A question is vague or ambiguous if:

  • It may be misunderstood by the witness. Example: Did you go to the defendant’s house? (Attorney does not specify the date or time he is referring to)

"Objection, Your Honor, argumentative."

A question is argumentative if:

It attempts to contradict a witness rather than eliciting new information. Example:

“But didn’t you just say on direct that…?”

"Objection, Your Honor, asked and answered."

A question has been asked and answered if:

  • The witness has already answered a substantially similar question asked by the same

attorney on the same subject matter.

"Objection, Your Honor, assumes facts not in evidence."

A question assumes facts not in evidence if:

  • It presumes unproved facts to be true. Example: "When did you stop beating your wife?" This question assumes that the person has beaten his wife.

"Objection, Your Honor, the question is compound."

A question is compound if:

  • It joins two or more questions ordinarily joined with the word "or" or the word "and."

Example: “Tell us where you were at that time and if anything attracted your attention.”

"Objection, Your Honor, hearsay."

An statement is hearsay if:

  • It is made by someone other than the witness who is testifying. There are many exceptions to the hearsay rule. Example: “The defendant told Officer Hernandez…”

“Objection, Your Honor, relevance.

A question is irrelevant if:

  • It invites or causes the witness to give evidence not related to the facts of the case at hand. Example: Are you a legal resident of the United States?
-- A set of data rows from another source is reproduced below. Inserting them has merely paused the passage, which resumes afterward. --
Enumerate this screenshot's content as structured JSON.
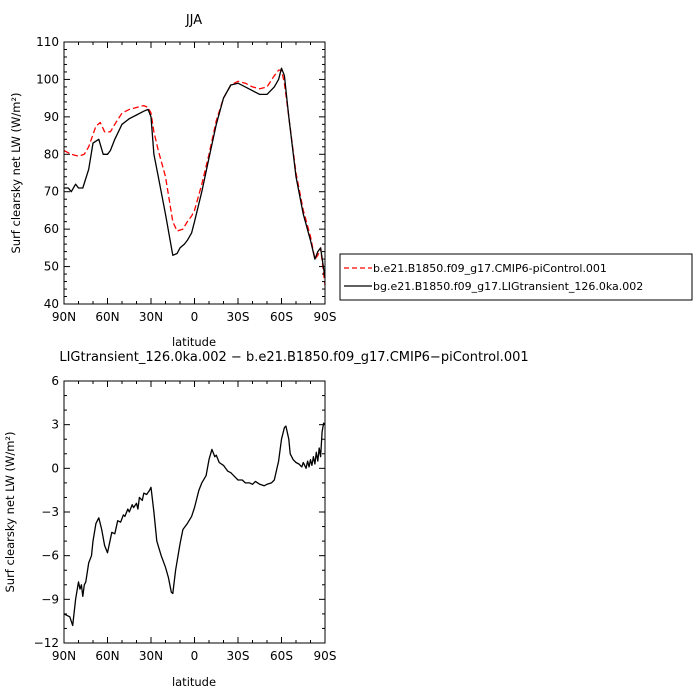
{
  "chart_data": [
    {
      "type": "line",
      "title": "JJA",
      "xlabel": "latitude",
      "ylabel": "Surf clearsky net LW (W/m²)",
      "xlim": [
        90,
        -90
      ],
      "ylim": [
        40,
        110
      ],
      "x_ticks": [
        90,
        60,
        30,
        0,
        -30,
        -60,
        -90
      ],
      "x_tick_labels": [
        "90N",
        "60N",
        "30N",
        "0",
        "30S",
        "60S",
        "90S"
      ],
      "y_ticks": [
        40,
        50,
        60,
        70,
        80,
        90,
        100,
        110
      ],
      "y_tick_labels": [
        "40",
        "50",
        "60",
        "70",
        "80",
        "90",
        "100",
        "110"
      ],
      "legend_position": "right",
      "series": [
        {
          "name": "b.e21.B1850.f09_g17.CMIP6-piControl.001",
          "color": "#ff0000",
          "dash": "dashed",
          "x": [
            90,
            85,
            80,
            76,
            73,
            68,
            65,
            62,
            58,
            55,
            50,
            45,
            40,
            35,
            32,
            30,
            28,
            25,
            20,
            15,
            12,
            8,
            5,
            2,
            0,
            -5,
            -10,
            -15,
            -20,
            -25,
            -30,
            -35,
            -40,
            -45,
            -50,
            -55,
            -58,
            -60,
            -62,
            -65,
            -70,
            -75,
            -80,
            -83,
            -85,
            -87,
            -90
          ],
          "y": [
            81,
            80,
            79.5,
            80,
            82,
            87.5,
            88.5,
            86,
            86,
            88,
            91,
            92,
            92.5,
            93,
            92.5,
            91,
            86,
            81,
            74,
            62,
            59.5,
            60,
            62,
            63.5,
            65,
            72,
            80,
            89,
            95,
            98.5,
            99.5,
            99,
            98,
            97.5,
            98,
            101,
            102.5,
            102.5,
            99,
            90,
            75,
            65,
            58,
            52,
            53,
            55,
            45
          ]
        },
        {
          "name": "bg.e21.B1850.f09_g17.LIGtransient_126.0ka.002",
          "color": "#000000",
          "dash": "solid",
          "x": [
            90,
            87,
            85,
            82,
            80,
            77,
            73,
            70,
            66,
            63,
            60,
            58,
            55,
            50,
            45,
            40,
            35,
            32,
            30,
            28,
            25,
            20,
            15,
            12,
            10,
            7,
            5,
            2,
            0,
            -5,
            -10,
            -15,
            -20,
            -25,
            -30,
            -35,
            -40,
            -45,
            -50,
            -55,
            -58,
            -60,
            -62,
            -65,
            -70,
            -75,
            -80,
            -83,
            -85,
            -87,
            -90
          ],
          "y": [
            71,
            71,
            70,
            72,
            71,
            71,
            76,
            83,
            84,
            80,
            80,
            81,
            84,
            88,
            89.5,
            90.5,
            91.5,
            92,
            90,
            80,
            74,
            64,
            53,
            53.5,
            55,
            56,
            57,
            59,
            62,
            70,
            79,
            88,
            95,
            98.5,
            99,
            98,
            97,
            96,
            96,
            98,
            100,
            103,
            101,
            90,
            74,
            64,
            57,
            52,
            54,
            55,
            47
          ]
        }
      ]
    },
    {
      "type": "line",
      "title": "LIGtransient_126.0ka.002 − b.e21.B1850.f09_g17.CMIP6−piControl.001",
      "xlabel": "latitude",
      "ylabel": "Surf clearsky net LW (W/m²)",
      "xlim": [
        90,
        -90
      ],
      "ylim": [
        -12,
        6
      ],
      "x_ticks": [
        90,
        60,
        30,
        0,
        -30,
        -60,
        -90
      ],
      "x_tick_labels": [
        "90N",
        "60N",
        "30N",
        "0",
        "30S",
        "60S",
        "90S"
      ],
      "y_ticks": [
        -12,
        -9,
        -6,
        -3,
        0,
        3,
        6
      ],
      "y_tick_labels": [
        "−12",
        "−9",
        "−6",
        "−3",
        "0",
        "3",
        "6"
      ],
      "series": [
        {
          "color": "#000000",
          "x": [
            90,
            86,
            84,
            82,
            80,
            79,
            78,
            77,
            76,
            75,
            73,
            71,
            70,
            68,
            66,
            64,
            62,
            60,
            57,
            55,
            53,
            51,
            49,
            48,
            46,
            45,
            43,
            42,
            40,
            39,
            38,
            36,
            35,
            33,
            31,
            30,
            28,
            26,
            23,
            20,
            18,
            16,
            15,
            13,
            10,
            8,
            5,
            2,
            0,
            -3,
            -5,
            -8,
            -10,
            -12,
            -14,
            -15,
            -17,
            -20,
            -23,
            -25,
            -28,
            -30,
            -33,
            -35,
            -38,
            -40,
            -42,
            -45,
            -48,
            -50,
            -53,
            -55,
            -58,
            -60,
            -62,
            -63,
            -65,
            -66,
            -68,
            -70,
            -72,
            -74,
            -75,
            -77,
            -78,
            -79,
            -80,
            -81,
            -82,
            -83,
            -84,
            -85,
            -86,
            -87,
            -88,
            -89,
            -90
          ],
          "y": [
            -10,
            -10.2,
            -10.8,
            -9,
            -7.8,
            -8.3,
            -8,
            -8.8,
            -8,
            -7.8,
            -6.5,
            -6,
            -5,
            -3.8,
            -3.4,
            -4.2,
            -5.3,
            -5.8,
            -4.4,
            -4.5,
            -3.6,
            -3.7,
            -3.2,
            -3.3,
            -2.8,
            -3,
            -2.5,
            -2.7,
            -2.4,
            -2.8,
            -2.0,
            -2.2,
            -1.7,
            -1.8,
            -1.5,
            -1.3,
            -3,
            -5,
            -6,
            -6.8,
            -7.5,
            -8.5,
            -8.6,
            -7,
            -5.2,
            -4.2,
            -3.8,
            -3.3,
            -2.7,
            -1.5,
            -1,
            -0.5,
            0.6,
            1.3,
            0.8,
            0.9,
            0.4,
            0.2,
            -0.2,
            -0.3,
            -0.6,
            -0.8,
            -0.8,
            -1.0,
            -1.0,
            -1.1,
            -0.9,
            -1.1,
            -1.2,
            -1.1,
            -1.0,
            -0.8,
            0.5,
            2.0,
            2.8,
            2.9,
            2.0,
            1.0,
            0.6,
            0.4,
            0.3,
            0.1,
            0.4,
            0.0,
            0.5,
            0.1,
            0.6,
            0.2,
            0.8,
            0.3,
            1.1,
            0.5,
            1.4,
            0.8,
            2.5,
            3.1,
            3.0
          ]
        }
      ]
    }
  ]
}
"Objection, Your Honor, leading."

A question is leading if:

  • It is asked in such a way as to suggest the answer. Example: Did you punch the victim in the eye?

"Objection, Your Honor, misstates the evidence."

A question misstates the evidence if:

  • It misstates or misquotes the testimony of a witness or any other evidence produced at a hearing or at a trial. Example: “When the defendant got home at 6 pm…” (Earlier the witness stated the defendant got home at 5 pm)

“Objection, Your Honor, the witness is giving a narrative”.

A witness is giving a narrative if:

She narrates a series of occurrences rather than responding point by point to specific questions. Example: What happened when you got home that evening?” “Well, first he started to accuse me of seeing another man and I told him I wasn’t and then he called me a bitch and I grabbed his arm and then…”

"Objection, Your Honor, calls for speculation."

A question calls for speculation if:

  • It invites or causes the witness to speculate or guess about a situation. Example: Do you think the defendant was drunk?

“Objection, Your Honor, beyond the scope.”

A question is beyond the scope if:

It enters into areas of inquiry not covered in the direct examination of a witness. Example: Has the defendant ever abused you before?(Direct examination only covered the incident for which the defendant is currently charged).

“Objection, Your Honor, lack of foundation.”

A question lacks foundation if:

It inquires into matters not yet established through testimony. Example: Regarding a Spanish-speaking defendant, an officer who is testifying says, “The defendant told me…” when it has not yet been established that the officer speaks Spanish.

“Objection, Your Honor, non-responsive.”

An answer is non-responsive if:

It fails to address the question posed. Example: “What happened when you got home that night?” “Well, he always gets drunk and once he even hit me.”